One would have thought that jousting was reserved for a bygone time, the medieval ages. A time of knights, kings, and princesses; all galloping furiously on their noble steeds. Tipped from head to toy in ancient armor, jousting was a sport that was much loved for decades. Of course, as we entered the modern times riding towards each other at breakneck speeds with sticks just seemed to fall out of fashion. In fact, nobody would blame you if you thought jousting was no longer practiced at all today.
However, in 1962, something pretty incredible happened in the state of Maryland, United States Of America. The state officially recognized jousting as their state sport and though it may seem a little strange, if you do dig into the history of Maryland then it starts to make sense. Jousting tournaments had been held there since colonial times and after the civil war, they began to become even more popular.
Keeping the medieval spirit of the tournament alive was part of the interest, so competitors are still called “knights” and “maids” even today. It is not a surprise to see many colorful uniforms or medieval costumes being worn during the sporting events. Men, women, and children can all compete against each other, the only determining factor is their skill with the joust and workmanship which determines which class of rider they are in.

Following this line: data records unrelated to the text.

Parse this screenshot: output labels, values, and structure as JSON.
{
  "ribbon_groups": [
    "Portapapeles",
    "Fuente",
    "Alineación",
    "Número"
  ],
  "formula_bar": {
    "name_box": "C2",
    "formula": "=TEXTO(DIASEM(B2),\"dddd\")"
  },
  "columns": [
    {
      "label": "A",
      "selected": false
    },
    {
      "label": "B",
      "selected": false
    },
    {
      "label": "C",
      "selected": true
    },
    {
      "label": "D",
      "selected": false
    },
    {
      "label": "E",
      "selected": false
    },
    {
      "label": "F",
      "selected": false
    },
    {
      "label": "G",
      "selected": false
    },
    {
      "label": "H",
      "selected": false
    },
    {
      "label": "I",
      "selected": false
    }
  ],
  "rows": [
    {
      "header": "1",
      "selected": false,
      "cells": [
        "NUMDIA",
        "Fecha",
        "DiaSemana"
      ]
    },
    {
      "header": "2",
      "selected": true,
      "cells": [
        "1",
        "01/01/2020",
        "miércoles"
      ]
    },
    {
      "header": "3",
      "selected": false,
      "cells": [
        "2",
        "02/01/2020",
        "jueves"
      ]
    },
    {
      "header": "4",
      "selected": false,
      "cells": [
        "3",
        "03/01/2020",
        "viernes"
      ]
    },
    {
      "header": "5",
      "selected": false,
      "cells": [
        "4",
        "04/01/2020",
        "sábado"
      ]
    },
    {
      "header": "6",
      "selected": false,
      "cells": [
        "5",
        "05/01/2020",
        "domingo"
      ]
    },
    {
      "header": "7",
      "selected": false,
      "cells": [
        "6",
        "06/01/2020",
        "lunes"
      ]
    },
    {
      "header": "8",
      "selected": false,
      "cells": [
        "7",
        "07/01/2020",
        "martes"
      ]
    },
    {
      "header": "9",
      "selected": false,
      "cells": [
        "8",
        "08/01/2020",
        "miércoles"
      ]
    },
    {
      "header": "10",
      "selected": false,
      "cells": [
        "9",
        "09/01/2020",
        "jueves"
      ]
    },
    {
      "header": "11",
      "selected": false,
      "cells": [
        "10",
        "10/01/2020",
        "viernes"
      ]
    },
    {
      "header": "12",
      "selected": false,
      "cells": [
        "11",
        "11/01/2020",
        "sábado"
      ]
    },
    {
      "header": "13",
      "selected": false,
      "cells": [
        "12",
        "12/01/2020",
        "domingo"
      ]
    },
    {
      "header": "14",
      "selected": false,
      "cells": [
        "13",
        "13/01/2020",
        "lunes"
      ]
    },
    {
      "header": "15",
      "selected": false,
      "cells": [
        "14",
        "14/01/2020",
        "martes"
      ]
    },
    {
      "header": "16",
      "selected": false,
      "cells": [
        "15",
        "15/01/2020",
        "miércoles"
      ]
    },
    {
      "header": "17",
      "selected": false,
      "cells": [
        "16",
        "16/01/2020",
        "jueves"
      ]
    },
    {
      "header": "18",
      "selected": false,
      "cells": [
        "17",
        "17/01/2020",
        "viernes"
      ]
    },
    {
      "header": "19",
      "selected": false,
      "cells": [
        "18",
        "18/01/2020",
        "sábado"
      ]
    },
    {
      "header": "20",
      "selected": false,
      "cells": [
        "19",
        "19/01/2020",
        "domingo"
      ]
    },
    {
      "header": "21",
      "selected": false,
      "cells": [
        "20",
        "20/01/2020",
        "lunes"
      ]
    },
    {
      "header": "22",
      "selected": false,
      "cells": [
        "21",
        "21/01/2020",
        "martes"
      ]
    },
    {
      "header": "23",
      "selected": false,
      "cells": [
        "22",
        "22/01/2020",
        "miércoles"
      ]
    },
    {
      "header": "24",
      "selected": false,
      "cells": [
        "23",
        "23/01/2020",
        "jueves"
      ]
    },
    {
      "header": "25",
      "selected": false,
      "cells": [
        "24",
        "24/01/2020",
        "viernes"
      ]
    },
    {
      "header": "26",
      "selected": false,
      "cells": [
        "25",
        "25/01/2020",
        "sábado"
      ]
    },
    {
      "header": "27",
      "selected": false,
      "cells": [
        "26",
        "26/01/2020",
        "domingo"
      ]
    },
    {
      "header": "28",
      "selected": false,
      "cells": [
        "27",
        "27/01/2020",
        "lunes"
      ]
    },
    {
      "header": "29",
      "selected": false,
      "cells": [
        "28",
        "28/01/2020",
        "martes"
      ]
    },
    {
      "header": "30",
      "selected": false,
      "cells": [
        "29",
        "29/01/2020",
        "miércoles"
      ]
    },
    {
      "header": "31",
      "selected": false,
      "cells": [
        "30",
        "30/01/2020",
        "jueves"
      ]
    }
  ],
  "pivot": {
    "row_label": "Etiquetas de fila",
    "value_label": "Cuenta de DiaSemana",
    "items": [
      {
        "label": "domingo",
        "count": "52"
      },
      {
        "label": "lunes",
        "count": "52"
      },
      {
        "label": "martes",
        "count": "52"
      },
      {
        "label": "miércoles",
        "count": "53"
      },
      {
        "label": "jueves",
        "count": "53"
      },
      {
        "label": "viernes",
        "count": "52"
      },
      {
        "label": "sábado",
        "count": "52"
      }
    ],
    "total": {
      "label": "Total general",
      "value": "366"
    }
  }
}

Though note that today the jousting tournaments that are still hosted are what are referred to as “ring tournaments.” Here riders gallop at full speed down an 80-yard course towards suspended rings, the goal is, of course, to hook the fine tipped lance through the middle. The rider has only 8 seconds to complete the whole course and will score points depending on how many rings they collect. It is also noted that jousting appears to be a real family sport, in the sense that skill is passed down generation by generation.